Penyediaan pangan bagi warga negara memang spesial, tidak boleh disamakan dengan pengadaan komoditas lain. Pangan merupakan kebutuhan pokok/primer, sehingga menjadi tugas pemerintah untuk memenuhinya. Komoditas-komoditas lain yang merupakan kebutuhan sekunder dapat diserahkan pemenuhannya kepada individu-individu atau masing-masing keluarga, tidak menjadi beban Pemerintah; dan distribusinya sepenuhnya diserahkan pada mekanisme pasar. Hal ini berbeda dengan distribusi pangan pokok yang dikontrol sepenuhnya oleh Pemerintah.

Melalaui mekanisme ini, Pemerintah akan mengetahui secara pasti jumlah luasan lahan pertanian pangan yang dimiliki masing-masing Pemda, jumlah produksi padi/beras yang dihasilkan, kecukupan pangan dan peluang kekurangannya dalam rentang waktu tertentu; bahkan Pemerintah akan mengetahui jumlah warga negara di masing-masing daerah yang masih kekurangan pangan.
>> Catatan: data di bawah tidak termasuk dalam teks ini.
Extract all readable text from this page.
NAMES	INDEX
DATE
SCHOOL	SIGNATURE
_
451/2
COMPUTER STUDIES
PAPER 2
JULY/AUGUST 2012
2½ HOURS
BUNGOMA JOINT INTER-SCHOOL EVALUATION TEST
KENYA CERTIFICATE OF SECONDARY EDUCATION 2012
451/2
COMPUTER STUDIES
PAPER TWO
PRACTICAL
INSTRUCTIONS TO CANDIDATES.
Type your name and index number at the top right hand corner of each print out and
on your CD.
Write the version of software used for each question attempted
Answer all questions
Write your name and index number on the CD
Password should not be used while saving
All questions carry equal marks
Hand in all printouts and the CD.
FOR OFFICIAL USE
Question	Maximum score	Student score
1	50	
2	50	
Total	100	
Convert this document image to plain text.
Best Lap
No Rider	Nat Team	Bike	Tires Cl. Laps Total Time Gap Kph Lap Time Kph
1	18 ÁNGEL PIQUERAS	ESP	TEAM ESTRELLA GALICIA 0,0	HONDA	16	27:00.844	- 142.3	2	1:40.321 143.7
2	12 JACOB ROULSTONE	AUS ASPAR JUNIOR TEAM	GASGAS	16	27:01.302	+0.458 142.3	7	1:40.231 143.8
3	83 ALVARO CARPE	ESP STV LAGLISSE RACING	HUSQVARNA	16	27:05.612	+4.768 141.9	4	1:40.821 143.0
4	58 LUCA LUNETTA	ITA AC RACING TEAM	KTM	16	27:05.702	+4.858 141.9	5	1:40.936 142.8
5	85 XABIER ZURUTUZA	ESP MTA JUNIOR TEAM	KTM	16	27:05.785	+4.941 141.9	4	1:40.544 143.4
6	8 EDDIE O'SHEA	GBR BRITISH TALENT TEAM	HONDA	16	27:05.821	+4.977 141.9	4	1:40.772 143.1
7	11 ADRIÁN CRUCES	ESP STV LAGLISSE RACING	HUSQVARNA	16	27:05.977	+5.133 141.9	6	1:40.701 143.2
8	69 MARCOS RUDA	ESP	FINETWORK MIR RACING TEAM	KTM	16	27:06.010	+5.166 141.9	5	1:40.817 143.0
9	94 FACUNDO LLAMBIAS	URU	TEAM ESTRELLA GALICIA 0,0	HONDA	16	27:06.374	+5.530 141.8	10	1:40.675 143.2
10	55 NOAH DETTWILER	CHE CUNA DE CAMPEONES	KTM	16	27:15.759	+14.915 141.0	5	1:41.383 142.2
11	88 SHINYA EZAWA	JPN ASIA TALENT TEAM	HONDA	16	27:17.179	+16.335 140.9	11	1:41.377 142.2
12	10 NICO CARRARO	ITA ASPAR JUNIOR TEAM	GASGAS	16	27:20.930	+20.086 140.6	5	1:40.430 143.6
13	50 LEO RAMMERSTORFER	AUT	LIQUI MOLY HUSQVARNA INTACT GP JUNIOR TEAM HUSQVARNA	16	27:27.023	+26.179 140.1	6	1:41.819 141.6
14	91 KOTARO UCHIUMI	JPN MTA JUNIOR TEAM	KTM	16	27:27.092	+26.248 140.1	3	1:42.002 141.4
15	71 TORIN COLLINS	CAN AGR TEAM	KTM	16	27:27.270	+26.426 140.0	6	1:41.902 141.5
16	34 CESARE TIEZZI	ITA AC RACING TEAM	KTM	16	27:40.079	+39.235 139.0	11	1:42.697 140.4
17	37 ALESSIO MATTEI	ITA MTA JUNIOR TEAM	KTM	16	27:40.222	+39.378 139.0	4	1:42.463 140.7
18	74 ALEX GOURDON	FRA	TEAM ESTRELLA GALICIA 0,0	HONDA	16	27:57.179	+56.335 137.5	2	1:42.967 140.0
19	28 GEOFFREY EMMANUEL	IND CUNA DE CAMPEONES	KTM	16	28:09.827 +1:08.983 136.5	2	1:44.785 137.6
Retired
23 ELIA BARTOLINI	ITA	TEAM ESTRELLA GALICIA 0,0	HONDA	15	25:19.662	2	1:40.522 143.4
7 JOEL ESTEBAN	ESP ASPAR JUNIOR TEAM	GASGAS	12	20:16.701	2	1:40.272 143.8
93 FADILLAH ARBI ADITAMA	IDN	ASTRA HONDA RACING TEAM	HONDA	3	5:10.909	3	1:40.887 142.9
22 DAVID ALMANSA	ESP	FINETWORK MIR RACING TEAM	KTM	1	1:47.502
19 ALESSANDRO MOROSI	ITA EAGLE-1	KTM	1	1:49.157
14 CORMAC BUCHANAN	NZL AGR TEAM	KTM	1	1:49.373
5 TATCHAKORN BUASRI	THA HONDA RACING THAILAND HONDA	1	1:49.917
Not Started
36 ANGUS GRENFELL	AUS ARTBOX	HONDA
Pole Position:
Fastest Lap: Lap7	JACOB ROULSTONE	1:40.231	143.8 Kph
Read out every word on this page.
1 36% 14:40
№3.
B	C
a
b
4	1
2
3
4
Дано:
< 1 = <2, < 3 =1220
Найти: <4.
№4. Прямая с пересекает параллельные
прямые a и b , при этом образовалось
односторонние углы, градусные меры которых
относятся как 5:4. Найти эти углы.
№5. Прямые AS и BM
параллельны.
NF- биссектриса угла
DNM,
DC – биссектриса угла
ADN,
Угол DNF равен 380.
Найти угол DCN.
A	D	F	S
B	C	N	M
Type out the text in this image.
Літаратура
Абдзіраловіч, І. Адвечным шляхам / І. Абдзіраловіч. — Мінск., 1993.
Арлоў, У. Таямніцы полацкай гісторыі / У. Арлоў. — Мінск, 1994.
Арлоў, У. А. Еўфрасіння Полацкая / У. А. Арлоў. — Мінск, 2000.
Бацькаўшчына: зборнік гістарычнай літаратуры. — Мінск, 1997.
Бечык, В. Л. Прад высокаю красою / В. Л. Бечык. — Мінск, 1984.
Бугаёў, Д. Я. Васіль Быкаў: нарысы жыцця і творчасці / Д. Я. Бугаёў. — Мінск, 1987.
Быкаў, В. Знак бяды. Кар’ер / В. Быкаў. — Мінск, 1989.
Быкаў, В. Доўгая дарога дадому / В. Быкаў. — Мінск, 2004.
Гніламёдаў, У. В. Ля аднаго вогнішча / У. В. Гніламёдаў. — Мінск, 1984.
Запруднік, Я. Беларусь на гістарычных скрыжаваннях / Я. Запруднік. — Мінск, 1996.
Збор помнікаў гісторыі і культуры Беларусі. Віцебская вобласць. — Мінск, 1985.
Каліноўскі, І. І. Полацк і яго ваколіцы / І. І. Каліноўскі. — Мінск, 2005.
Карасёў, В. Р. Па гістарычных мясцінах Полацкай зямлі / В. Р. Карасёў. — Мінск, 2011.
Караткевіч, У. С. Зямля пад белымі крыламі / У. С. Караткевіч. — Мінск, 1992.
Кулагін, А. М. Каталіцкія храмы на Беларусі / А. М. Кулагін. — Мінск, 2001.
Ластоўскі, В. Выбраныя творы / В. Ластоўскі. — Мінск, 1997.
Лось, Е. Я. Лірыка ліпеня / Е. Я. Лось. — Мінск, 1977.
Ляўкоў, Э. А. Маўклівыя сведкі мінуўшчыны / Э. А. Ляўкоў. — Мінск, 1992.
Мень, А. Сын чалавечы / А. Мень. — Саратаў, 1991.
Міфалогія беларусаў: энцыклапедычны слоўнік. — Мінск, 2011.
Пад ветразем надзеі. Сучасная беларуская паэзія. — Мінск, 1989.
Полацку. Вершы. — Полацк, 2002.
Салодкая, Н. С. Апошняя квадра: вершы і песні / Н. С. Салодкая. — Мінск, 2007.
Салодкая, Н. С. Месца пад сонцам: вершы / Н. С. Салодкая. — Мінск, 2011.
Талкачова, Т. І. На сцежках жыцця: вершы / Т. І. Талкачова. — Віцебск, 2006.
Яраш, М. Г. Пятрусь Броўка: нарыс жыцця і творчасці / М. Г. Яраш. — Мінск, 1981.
Bersamaan dengan itu, indikator keberhasilan pembangunan bukan diukur berdasarkan pendapatan per kapita, atau berdasarkan indeks pembangunan manusia, melainkan berdasarkan ada atau tidak adanya individu masyarakat yang masih belum mampu memenuhi keutuhan pokoknya. Pembangunan dikatakan berhasil jika seluruh individu sudah dapat memenuhi kebutuhan pokoknya.

 

Belum Terlambat

Konsepsi dasar kebijakan ini tidak sulit diimplementasikan, dan hal ini belum terlambat walaupun system pertanian keluarga di Indonesia sudah sejak ratusan tahun yang lalu. Secara inovatif, setiap Pemda dapat mengalokasikan lahan milik negara/milik Pemda untuk pesawahan, dan Pemda mengelolanya secara langsung dengan membentuk BUMN/BUMD sebagai produsen/pengelola pangan. PP No. 65/2019 memberikan kemudahan bagi petani untuk memanfaatkan lahan milik negara untuk persawahan. Tentu saja, PP ini perlu penyempurnaan jika Pemerintah bertindak sebagai penyedia pangan.

Selanjutnya, BUMD dapat bekerja sama dengan petani/kelompok tani untuk mengelola lahan pertanian pangan milik negara. Lahan ini tidak boleh dialihfungsikan dan berkedudukan sebagai kawasan pertanian pangan berkelanjutan. Melalui proses ini, swasembada pangan akan diraih dalam waktu tertentu secara pelan tapi pasti. IMplementasi kebijakan ini tentunya memerlukan perubahan dan penyempurnaan berbagai system pendukungnya, akan tetapi arah kebijakan sudah jelas dan fokus.***

 

Daftar Rujukan

Badan Pusat Statistik, 2018, Hasil Survai Antar Sensus 2018, Badan Pusat Statistik.

Media Indonesia, 25/10/19

Rahardjo. 2014. Penantar Sosiologi Pedesan dan Pertanian, Penerbit Universitas Gajah Mada, Yoyakarta, Indonesia.